Laughter is said to be the best medicine, and perhaps no one is a bigger believer in that than Rick Dowling. Humor has helped his family deal with the ups and the downs of living with a child—their only child, Sam—who has autism.

Dowling, who earned a UA degree in broadcast and film communication in 1985, is part of the Tuscaloosa Comedy Group, made up of stand-up comedians who include fellow Alabama graduates Brad Fisher, ’75; John Poole, ’96; and Max Karrh, ’97.

“My involvement began in 2007,” Dowling said. “I did an event called Stand-Up for Autism.” It was in support of a Tuscaloosa-based nonprofit—Arts ’n Autism—that his wife, Suzanne, ’81, cofounded, which provides an after-school and summer program for kids and young adults with this developmental disorder. “They presented the idea to me, saying, ‘You’re a funny guy; why don’t you get up on stage and tell jokes?’” Dowling said.

Seven years later, the jokes are still flowing as he helps people laugh through some of life’s greatest daily challenges.

“We do other charity events—hospice, and early intervention for children with disabilities,” Dowling said. “Humor helps you deal. I talk to the audience like I talk to friends. I don’t do jokes per se; I pull stories from my family—funny things that happen. It depends on the event as to whether the audience really gets it. For instance, when we do Stand-up for Autism, everyone there generally gets it because they are dealing with the same things. And most understand you are not laughing at the kids; you’re laughing at the funny things that happen to you, and they relate because they’re experiencing some of those moments as well.”

He was involved in theater and debate at Alabama’s Homewood High School, but never tried comedy until college, when he helped write, produce and act in short comedy bits for Kapstone Krazy, a campus-produced cable-access show.

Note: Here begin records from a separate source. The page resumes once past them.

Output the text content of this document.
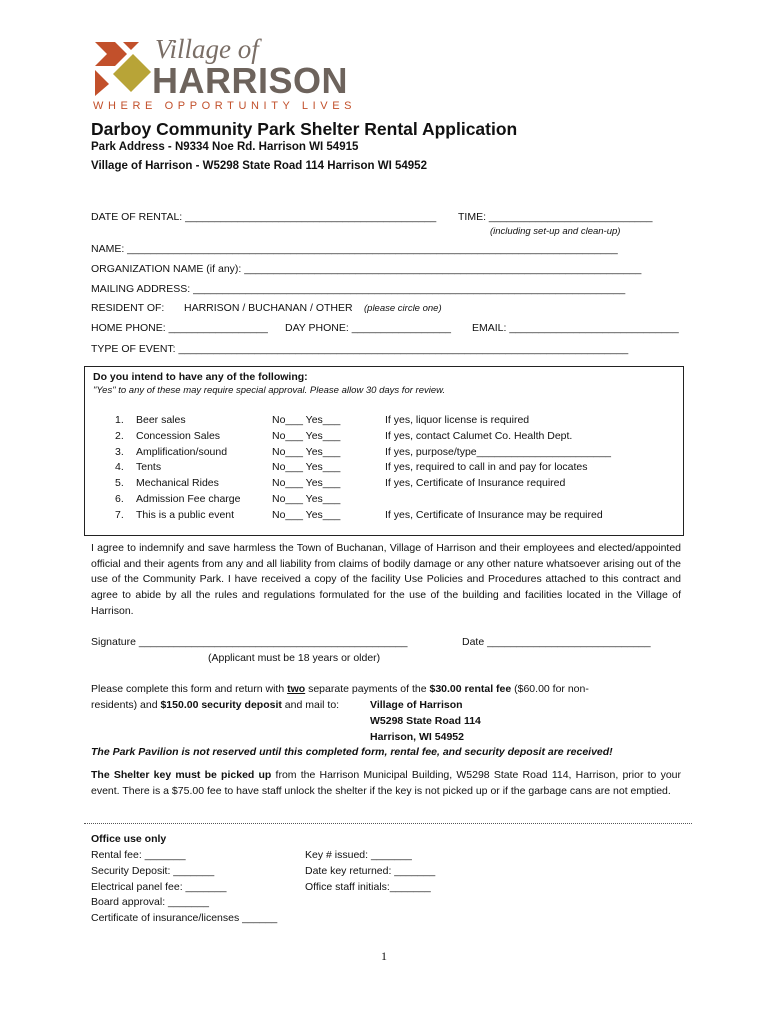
Village of
HARRISON
WHERE OPPORTUNITY LIVES
Darboy Community Park Shelter Rental Application
Park Address - N9334 Noe Rd. Harrison WI 54915
Village of Harrison - W5298 State Road 114 Harrison WI 54952
DATE OF RENTAL: ___________________________________________ TIME: ____________________________
(including set-up and clean-up)
NAME: ____________________________________________________________________________________
ORGANIZATION NAME (if any): ____________________________________________________________________
MAILING ADDRESS: __________________________________________________________________________
RESIDENT OF: HARRISON / BUCHANAN / OTHER (please circle one)
HOME PHONE: _________________ DAY PHONE: _________________ EMAIL: _____________________________
TYPE OF EVENT: _____________________________________________________________________________
Do you intend to have any of the following:
"Yes" to any of these may require special approval. Please allow 30 days for review.
1. Beer sales	No___ Yes___	If yes, liquor license is required
2. Concession Sales	No___ Yes___	If yes, contact Calumet Co. Health Dept.
3. Amplification/sound	No___ Yes___	If yes, purpose/type_______________________
4. Tents	No___ Yes___	If yes, required to call in and pay for locates
5. Mechanical Rides	No___ Yes___	If yes, Certificate of Insurance required
6. Admission Fee charge	No___ Yes___
7. This is a public event	No___ Yes___	If yes, Certificate of Insurance may be required
I agree to indemnify and save harmless the Town of Buchanan, Village of Harrison and their employees and elected/appointed official and their agents from any and all liability from claims of bodily damage or any other nature whatsoever arising out of the use of the Community Park. I have received a copy of the facility Use Policies and Procedures attached to this contract and agree to abide by all the rules and regulations formulated for the use of the building and facilities located in the Village of Harrison.
Signature ______________________________________________	Date ____________________________
(Applicant must be 18 years or older)
Please complete this form and return with two separate payments of the $30.00 rental fee ($60.00 for non-
residents) and $150.00 security deposit and mail to:	Village of Harrison
W5298 State Road 114
Harrison, WI 54952
The Park Pavilion is not reserved until this completed form, rental fee, and security deposit are received!
The Shelter key must be picked up from the Harrison Municipal Building, W5298 State Road 114, Harrison, prior to your event. There is a $75.00 fee to have staff unlock the shelter if the key is not picked up or if the garbage cans are not emptied.
Office use only
1
Rental fee: _______
Security Deposit: _______
Electrical panel fee: _______
Board approval: _______
Certificate of insurance/licenses ______
Key # issued: _______
Date key returned: _______
Office staff initials:_______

Dowling, the coordinator of faculty development in UA’s Faculty Resource Center, never dreamed these early performances would lead to co-writing and co-performing, along with Suzanne and their now 23-year-old son, Something About Sam. The trio goes in front of audiences and shares their experiences through stories and photographs, with Sam reading a favorite poem.

“I think you’re always nervous right before you perform, but it’s nothing compared to how scared we were when Sam got the diagnosis of autism at age 2. We were on the leading edge then. There was still so much unknown,” Dowling remembered.

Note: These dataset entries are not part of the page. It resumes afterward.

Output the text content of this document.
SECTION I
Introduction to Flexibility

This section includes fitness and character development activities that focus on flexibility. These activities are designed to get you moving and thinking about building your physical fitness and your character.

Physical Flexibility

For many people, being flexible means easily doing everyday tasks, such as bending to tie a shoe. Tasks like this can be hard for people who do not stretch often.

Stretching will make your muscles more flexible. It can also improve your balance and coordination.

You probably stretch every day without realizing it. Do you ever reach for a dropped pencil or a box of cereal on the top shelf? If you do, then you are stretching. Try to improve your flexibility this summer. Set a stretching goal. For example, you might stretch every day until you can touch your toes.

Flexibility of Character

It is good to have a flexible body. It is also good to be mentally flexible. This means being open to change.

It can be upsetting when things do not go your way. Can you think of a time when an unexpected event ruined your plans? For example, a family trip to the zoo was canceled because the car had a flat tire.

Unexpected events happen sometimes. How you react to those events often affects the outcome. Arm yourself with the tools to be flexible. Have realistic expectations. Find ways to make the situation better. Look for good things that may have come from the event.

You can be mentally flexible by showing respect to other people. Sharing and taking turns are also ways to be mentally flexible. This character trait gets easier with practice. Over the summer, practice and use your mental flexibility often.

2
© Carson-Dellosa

For now, at least, he is content to keep his comedy fairly local, performing within the state. He sometimes fantasizes about life as a comic on a broader scale, but continues to savor each moment on stage. “When you get up and do a joke or tell a story and get a laugh, it’s just an awesome, great feeling,” he said. “I highly recommend it.”

Becky Hopf is a sportswriter, sports publicist and freelance writer based in Tuscaloosa, Ala.